Moscou, logiquement, s’irrite plus encore. « Poursuivre une politique basée sur des ultimatums et des exigences unilatérales, bien sûr, à notre époque est difficilement admissible », déclare le chef de la diplomatie russe Sergueï Lavrov à Madrid, après avoir rencontré son homologue espagnol Josep Borrell.
Les sanctions contre l'Iran « sont absolument illégitimes. Elles sont appliquées en violation flagrante de la décision du Conseil de sécurité des Nations unies. Et les formes sous lesquelles ces mesures sont annoncées et mises en œuvre ne peuvent que susciter une profonde déception », a ajouté Serguei Lavrov.
« Je suis d'accord avec le ministre Lavrov pour rejeter tout type de position qui ressemble à un ultimatum, de la part de qui que ce soit et aussi de la part des États-Unis », a de son côté déclaré Josep Borrell. « Cette idée de " Vous êtes avec moi ou vous êtes contre moi " appartient à une autre époque », a-t-il ajouté.

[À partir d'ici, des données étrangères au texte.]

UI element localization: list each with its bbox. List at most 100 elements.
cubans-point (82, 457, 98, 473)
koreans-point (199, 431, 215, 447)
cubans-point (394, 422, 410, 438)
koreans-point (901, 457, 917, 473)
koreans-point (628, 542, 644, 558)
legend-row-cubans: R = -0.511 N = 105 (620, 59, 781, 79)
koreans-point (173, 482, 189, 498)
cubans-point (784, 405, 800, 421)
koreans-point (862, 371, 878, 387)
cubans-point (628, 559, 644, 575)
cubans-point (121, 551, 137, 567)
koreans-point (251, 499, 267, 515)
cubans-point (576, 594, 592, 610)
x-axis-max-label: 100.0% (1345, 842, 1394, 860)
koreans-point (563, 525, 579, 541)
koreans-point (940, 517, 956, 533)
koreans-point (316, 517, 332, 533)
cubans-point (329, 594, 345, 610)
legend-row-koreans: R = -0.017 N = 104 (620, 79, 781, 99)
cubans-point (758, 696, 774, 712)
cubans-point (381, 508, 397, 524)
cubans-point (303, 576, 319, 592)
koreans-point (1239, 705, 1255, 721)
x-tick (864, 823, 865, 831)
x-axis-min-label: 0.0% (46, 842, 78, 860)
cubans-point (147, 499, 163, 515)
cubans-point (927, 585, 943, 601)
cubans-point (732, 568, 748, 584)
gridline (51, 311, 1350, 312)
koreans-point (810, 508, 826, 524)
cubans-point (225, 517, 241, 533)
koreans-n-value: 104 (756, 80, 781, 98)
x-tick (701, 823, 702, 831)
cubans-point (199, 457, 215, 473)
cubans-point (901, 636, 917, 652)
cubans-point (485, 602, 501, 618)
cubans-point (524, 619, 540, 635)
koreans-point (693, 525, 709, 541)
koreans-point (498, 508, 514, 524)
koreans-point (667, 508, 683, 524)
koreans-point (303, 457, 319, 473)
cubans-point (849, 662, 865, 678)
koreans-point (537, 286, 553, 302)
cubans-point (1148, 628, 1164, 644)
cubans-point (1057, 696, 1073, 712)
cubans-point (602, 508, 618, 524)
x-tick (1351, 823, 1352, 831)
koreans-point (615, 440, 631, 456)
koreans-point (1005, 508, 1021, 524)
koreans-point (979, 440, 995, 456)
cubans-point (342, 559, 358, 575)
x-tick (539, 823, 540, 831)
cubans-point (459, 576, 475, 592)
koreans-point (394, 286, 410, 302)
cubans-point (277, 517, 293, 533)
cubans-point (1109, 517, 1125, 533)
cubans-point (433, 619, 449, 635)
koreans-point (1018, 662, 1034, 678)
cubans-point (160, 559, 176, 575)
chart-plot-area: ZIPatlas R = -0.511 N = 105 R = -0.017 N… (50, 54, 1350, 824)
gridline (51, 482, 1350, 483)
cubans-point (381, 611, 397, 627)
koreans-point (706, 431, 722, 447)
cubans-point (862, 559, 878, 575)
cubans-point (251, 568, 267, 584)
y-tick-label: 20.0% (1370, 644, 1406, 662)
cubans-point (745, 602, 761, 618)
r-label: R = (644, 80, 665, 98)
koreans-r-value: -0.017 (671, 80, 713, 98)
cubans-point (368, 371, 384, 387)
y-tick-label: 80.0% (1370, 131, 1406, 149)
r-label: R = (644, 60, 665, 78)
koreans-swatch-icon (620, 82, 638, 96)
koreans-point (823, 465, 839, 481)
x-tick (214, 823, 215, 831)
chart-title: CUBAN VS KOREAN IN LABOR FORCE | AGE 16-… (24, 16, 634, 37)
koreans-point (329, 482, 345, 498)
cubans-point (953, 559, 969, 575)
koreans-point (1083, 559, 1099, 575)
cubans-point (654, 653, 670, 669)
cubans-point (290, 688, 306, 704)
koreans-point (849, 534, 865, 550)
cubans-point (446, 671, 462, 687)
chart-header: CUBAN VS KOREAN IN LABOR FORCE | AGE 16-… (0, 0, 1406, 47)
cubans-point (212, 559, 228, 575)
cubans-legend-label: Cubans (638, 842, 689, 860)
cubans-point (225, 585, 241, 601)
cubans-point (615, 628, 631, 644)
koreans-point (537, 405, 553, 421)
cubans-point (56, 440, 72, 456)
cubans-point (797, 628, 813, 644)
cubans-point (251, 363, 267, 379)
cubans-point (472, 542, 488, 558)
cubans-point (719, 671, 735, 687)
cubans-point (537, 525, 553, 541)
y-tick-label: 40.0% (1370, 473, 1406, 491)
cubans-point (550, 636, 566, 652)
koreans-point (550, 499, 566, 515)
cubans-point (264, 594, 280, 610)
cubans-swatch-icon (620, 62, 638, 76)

La Turquie a également vivement critiqué mardi les sanctions américaines contre Téhéran, les qualifiant de « dangereuses ». « Nous ne trouvons pas que ces sanctions soient bonnes. Pour nous, ces sanctions sont des sanctions qui visent à bouleverser l'équilibre du monde », a déclaré le président turc Recep Tayyip Erdogan. « Elles sont contraires au droit et à la diplomatie. Nous ne voulons pas vivre dans un monde impérial », a-t-il ajouté devant les députés de son parti à Ankara.
Malgré l'apparente impuissance du monde devant la force financière américaine, tant de mauvaise humeur d'alliés de Washington - qui sont aussi parfois voisins de l'Iran - pourrait finir par n'être pas sans effet. En dépit d'une économie en difficulté, de nombreux experts estiment que Téhéran se trouve cette fois bien moins seule qu'en 2015, et de ce fait mieux en position de résister. L’arroseur Trump pourrait alors finir sinon vaincu, du moins sérieusement arrosé.